Angel Studios Extends Voting Rights to All Shareholders, Launches Share Buyback
In a first of its kind for a private company, Angel Studios is proposing full voting rights for previously non-voting crowd investors, effectively democratizing the company across three classes of stock.
“We are proposing to revise our corporate documentation to provide your common B shares with voting rights,” says an email to all Angel Studios Class B shareholders sent early Monday afternoon. Class B shareholders are non-accredited investors who supported Angel Studios via equity crowdfunding.

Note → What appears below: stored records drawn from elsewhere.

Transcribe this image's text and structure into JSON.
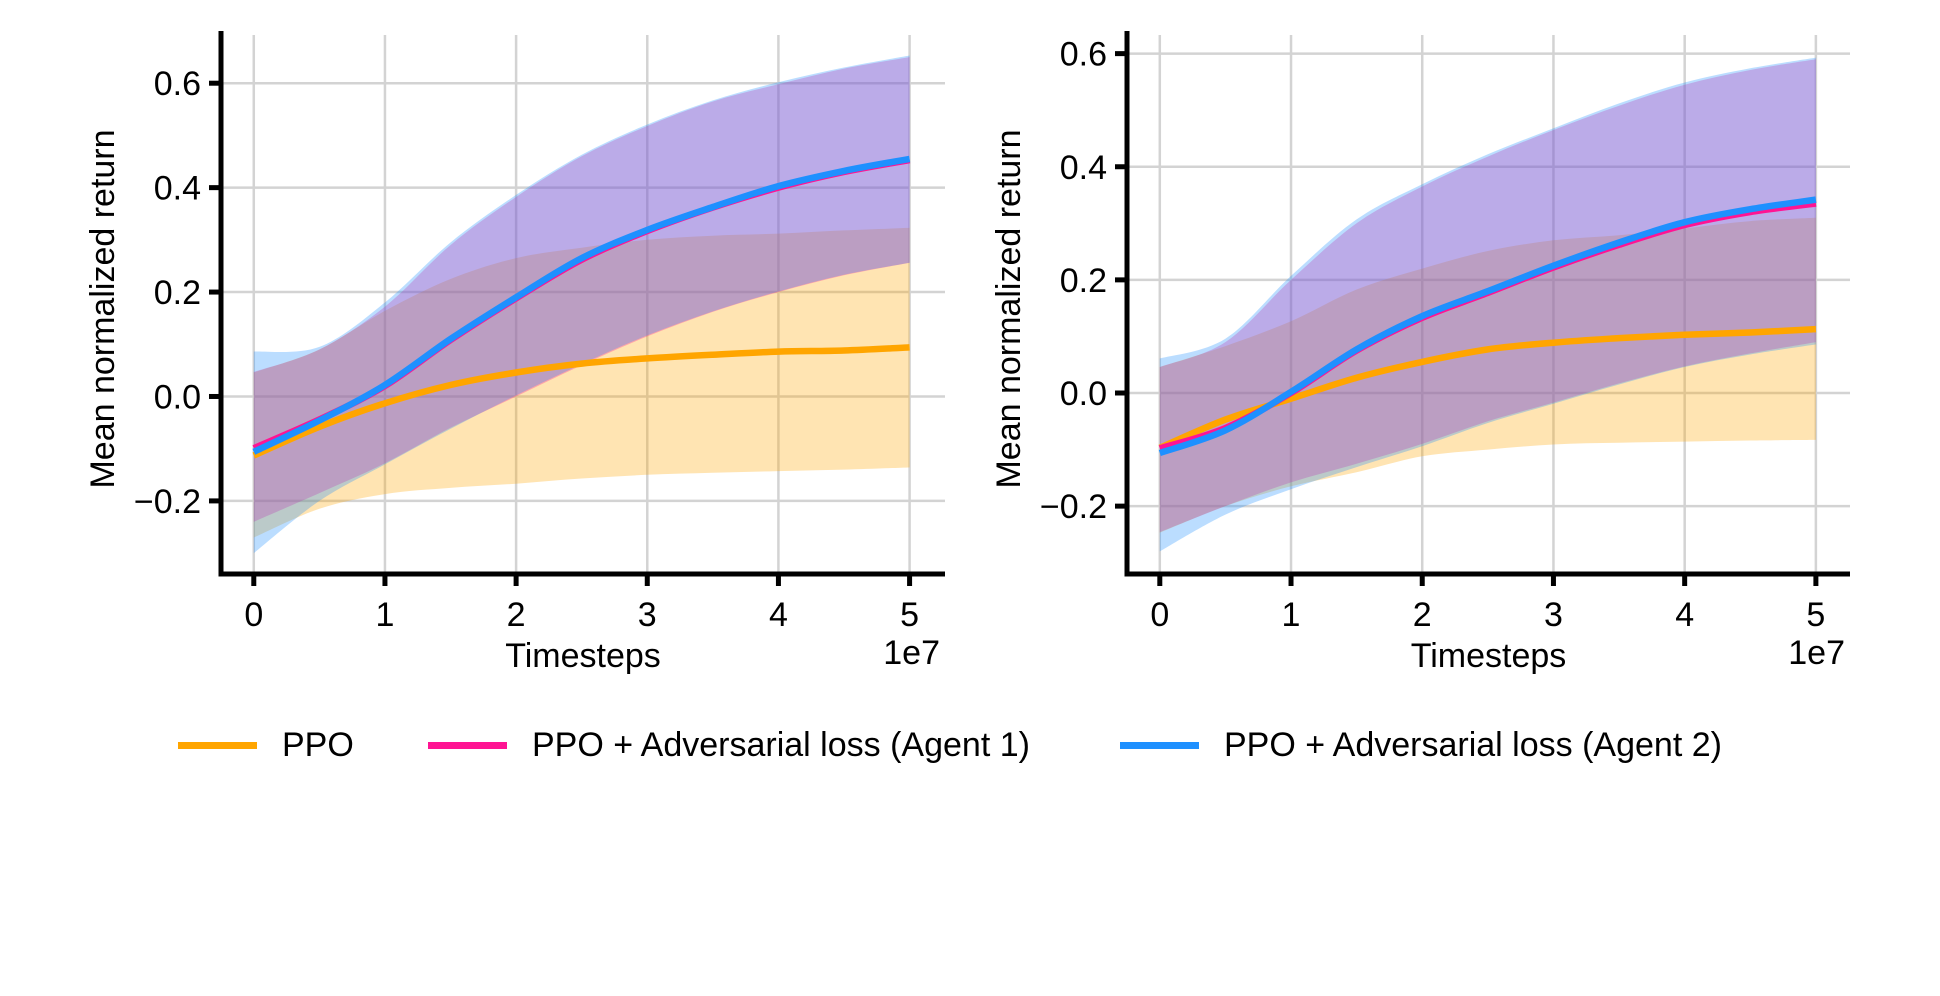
{
  "chart_data": [
    {
      "type": "line",
      "title": "",
      "xlabel": "Timesteps",
      "ylabel": "Mean normalized return",
      "x_offset_label": "1e7",
      "xlim": [
        -0.25,
        5.27
      ],
      "ylim": [
        -0.34,
        0.7
      ],
      "x_ticks": [
        0,
        1,
        2,
        3,
        4,
        5
      ],
      "x_tick_labels": [
        "0",
        "1",
        "2",
        "3",
        "4",
        "5"
      ],
      "y_ticks": [
        -0.2,
        0.0,
        0.2,
        0.4,
        0.6
      ],
      "y_tick_labels": [
        "−0.2",
        "0.0",
        "0.2",
        "0.4",
        "0.6"
      ],
      "grid": true,
      "x": [
        0,
        0.5,
        1,
        1.5,
        2,
        2.5,
        3,
        3.5,
        4,
        4.5,
        5
      ],
      "series": [
        {
          "name": "PPO",
          "color": "#FFA500",
          "values": [
            -0.113,
            -0.058,
            -0.013,
            0.022,
            0.046,
            0.063,
            0.073,
            0.08,
            0.086,
            0.088,
            0.094
          ],
          "upper": [
            0.046,
            0.09,
            0.164,
            0.225,
            0.265,
            0.285,
            0.3,
            0.308,
            0.312,
            0.318,
            0.323
          ],
          "lower": [
            -0.27,
            -0.215,
            -0.187,
            -0.175,
            -0.167,
            -0.157,
            -0.15,
            -0.146,
            -0.143,
            -0.14,
            -0.136
          ]
        },
        {
          "name": "PPO + Adversarial loss (Agent 1)",
          "color": "#FF1493",
          "values": [
            -0.099,
            -0.044,
            0.02,
            0.108,
            0.188,
            0.262,
            0.317,
            0.362,
            0.4,
            0.43,
            0.453
          ],
          "upper": [
            0.047,
            0.09,
            0.172,
            0.29,
            0.382,
            0.46,
            0.518,
            0.565,
            0.598,
            0.628,
            0.65
          ],
          "lower": [
            -0.24,
            -0.185,
            -0.128,
            -0.06,
            0.0,
            0.06,
            0.115,
            0.162,
            0.2,
            0.232,
            0.256
          ]
        },
        {
          "name": "PPO + Adversarial loss (Agent 2)",
          "color": "#1E90FF",
          "values": [
            -0.106,
            -0.046,
            0.022,
            0.11,
            0.19,
            0.265,
            0.319,
            0.363,
            0.403,
            0.432,
            0.455
          ],
          "upper": [
            0.086,
            0.095,
            0.18,
            0.295,
            0.386,
            0.463,
            0.521,
            0.567,
            0.602,
            0.63,
            0.653
          ],
          "lower": [
            -0.3,
            -0.2,
            -0.13,
            -0.062,
            0.002,
            0.062,
            0.117,
            0.163,
            0.201,
            0.233,
            0.256
          ]
        }
      ]
    },
    {
      "type": "line",
      "title": "",
      "xlabel": "Timesteps",
      "ylabel": "Mean normalized return",
      "x_offset_label": "1e7",
      "xlim": [
        -0.25,
        5.26
      ],
      "ylim": [
        -0.32,
        0.64
      ],
      "x_ticks": [
        0,
        1,
        2,
        3,
        4,
        5
      ],
      "x_tick_labels": [
        "0",
        "1",
        "2",
        "3",
        "4",
        "5"
      ],
      "y_ticks": [
        -0.2,
        0.0,
        0.2,
        0.4,
        0.6
      ],
      "y_tick_labels": [
        "−0.2",
        "0.0",
        "0.2",
        "0.4",
        "0.6"
      ],
      "grid": true,
      "x": [
        0,
        0.5,
        1,
        1.5,
        2,
        2.5,
        3,
        3.5,
        4,
        4.5,
        5
      ],
      "series": [
        {
          "name": "PPO",
          "color": "#FFA500",
          "values": [
            -0.097,
            -0.047,
            -0.01,
            0.027,
            0.055,
            0.077,
            0.089,
            0.097,
            0.103,
            0.107,
            0.113
          ],
          "upper": [
            0.046,
            0.083,
            0.127,
            0.183,
            0.22,
            0.251,
            0.27,
            0.279,
            0.291,
            0.304,
            0.31
          ],
          "lower": [
            -0.247,
            -0.2,
            -0.165,
            -0.14,
            -0.112,
            -0.1,
            -0.091,
            -0.088,
            -0.086,
            -0.084,
            -0.083
          ]
        },
        {
          "name": "PPO + Adversarial loss (Agent 1)",
          "color": "#FF1493",
          "values": [
            -0.098,
            -0.062,
            0.0,
            0.075,
            0.133,
            0.177,
            0.222,
            0.262,
            0.297,
            0.32,
            0.335
          ],
          "upper": [
            0.046,
            0.09,
            0.2,
            0.3,
            0.365,
            0.418,
            0.465,
            0.508,
            0.545,
            0.571,
            0.59
          ],
          "lower": [
            -0.246,
            -0.2,
            -0.158,
            -0.125,
            -0.09,
            -0.05,
            -0.017,
            0.017,
            0.047,
            0.07,
            0.09
          ]
        },
        {
          "name": "PPO + Adversarial loss (Agent 2)",
          "color": "#1E90FF",
          "values": [
            -0.106,
            -0.066,
            0.002,
            0.077,
            0.136,
            0.18,
            0.225,
            0.266,
            0.302,
            0.325,
            0.342
          ],
          "upper": [
            0.061,
            0.096,
            0.207,
            0.307,
            0.369,
            0.422,
            0.468,
            0.512,
            0.549,
            0.574,
            0.593
          ],
          "lower": [
            -0.28,
            -0.215,
            -0.17,
            -0.131,
            -0.094,
            -0.053,
            -0.019,
            0.015,
            0.046,
            0.068,
            0.086
          ]
        }
      ]
    }
  ],
  "legend": {
    "placement": "bottom-center",
    "items": [
      {
        "label": "PPO",
        "color": "#FFA500"
      },
      {
        "label": "PPO + Adversarial loss (Agent 1)",
        "color": "#FF1493"
      },
      {
        "label": "PPO + Adversarial loss (Agent 2)",
        "color": "#1E90FF"
      }
    ]
  }
}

It may sound like an esoteric corporate governance issue, but the proposal is radically different than any prior governance arrangement. Neither the founders, board members, nor legal counsel for Angel Studios, nor the editorial staff at TechBuzz News, could cite any comparable precedent.
The proposal comes after an explanatory preamble;
“Angel Studios had a miraculous year in 2020, as we ended the Disney lawsuit, emerged from bankruptcy, and generated more than $46 million in revenue. What's more, we already passed $46 million in the first half of 2021.
As part of our community of investors, you stood by us during the direst of circumstances and with us through the refining fire of litigation, trial and bankruptcy. We thank you for your loyalty and for helping us maintain our mission.
Even though you currently have non-voting shares, we've included you on multiple key decisions over the last year as if you were a voting partner. Here are the two key decisions we made together:
● The settlement-with-Disney vote was important.
● The decision to sell VidAngel.com was huge.
“We have made some great decisions together!” the letter continues. “We now want to institutionalize your voice in Angel Studios' future.”
The letter is signed by co-founding brothers Neal Harmon (CEO) and Jeffrey Harmon (Chief Content Officer) at Angel Studios, with a link for all recipients to register their vote on the proposal.
If the proposal passes, a new “F” class will be created for founders and core team members. At that point, Classes A (institutional), B (crowd), and F (founders) would have roughly equal voting power moving forward.
We reached out to the Harmons for comment.
“The crowd saved our company,” says Angel Studios CEO and co-founder Neal Harmon. “We wouldn’t exist without them. Some of them invested believing they’d lose that money. They just believed in our cause. Our investors are almost like our conscience.”
Currently, Angel Studios has two classes of shareholders. Class A shareholders include founders and accredited institutional investors; those who’ve raised an investment fund and saw Angel Studios as a likely financial winner in line with their investment thesis.
Class B investors joined Angel Studios in 2016. 8,000 individuals together invested $10 million in just five days with investments as low as $100. Under the Regulation A rules, none of those investors needed to be accredited by the Securities and Exchange Commission. Many of them were happy customers of the service, which at the time was focused primarily on media filtering (the business is now focused on original content). The terms of that 2016 Regulation A crowdfunding event also require Angel Studios to go public within a certain timeframe.
Harmon says empowering Class B shareholders with voting rights is a way to ensure the “true believers” in Angel Studios have a seat at the table before the company’s inevitable IPO.
In an FAQ linked in the announcement email, some interesting details emerge, including the fact that Common B shares will count for 55 votes, while Common A or Common F shares will only count for 5 votes.
“Why does Common B receive so many more votes?” the Q&A asks. “ANSWER: To balance the vote to be as close to thirds as possible between the A, B and F classes (also taking into account anticipated sales of shares and voting participation).”
The letter also indicates that Angel Studios will soon buy back shares from 2016 investors that want to sell. The $10 million 2016 investment round came only a year after the SEC adopted rules allowing such funding, and just after the lawsuit from Disney et al came down.
“We had some investors who wish we’d continued the legal battle with Disney, and some who wish we’d continued with the filtering business,” said CEO Harmon. “This allows them to see a return on their investment.”
At the time of publishing, the return multiple for Regulation A investors was not available. “We will send out the full details and information on that offer by October 1st,” says an email on the buyback offer.
Full Disclosure: Multiple members of the founding team at TechBuzz News hold investment at Angel Studios, and/or serve on the board of advisors.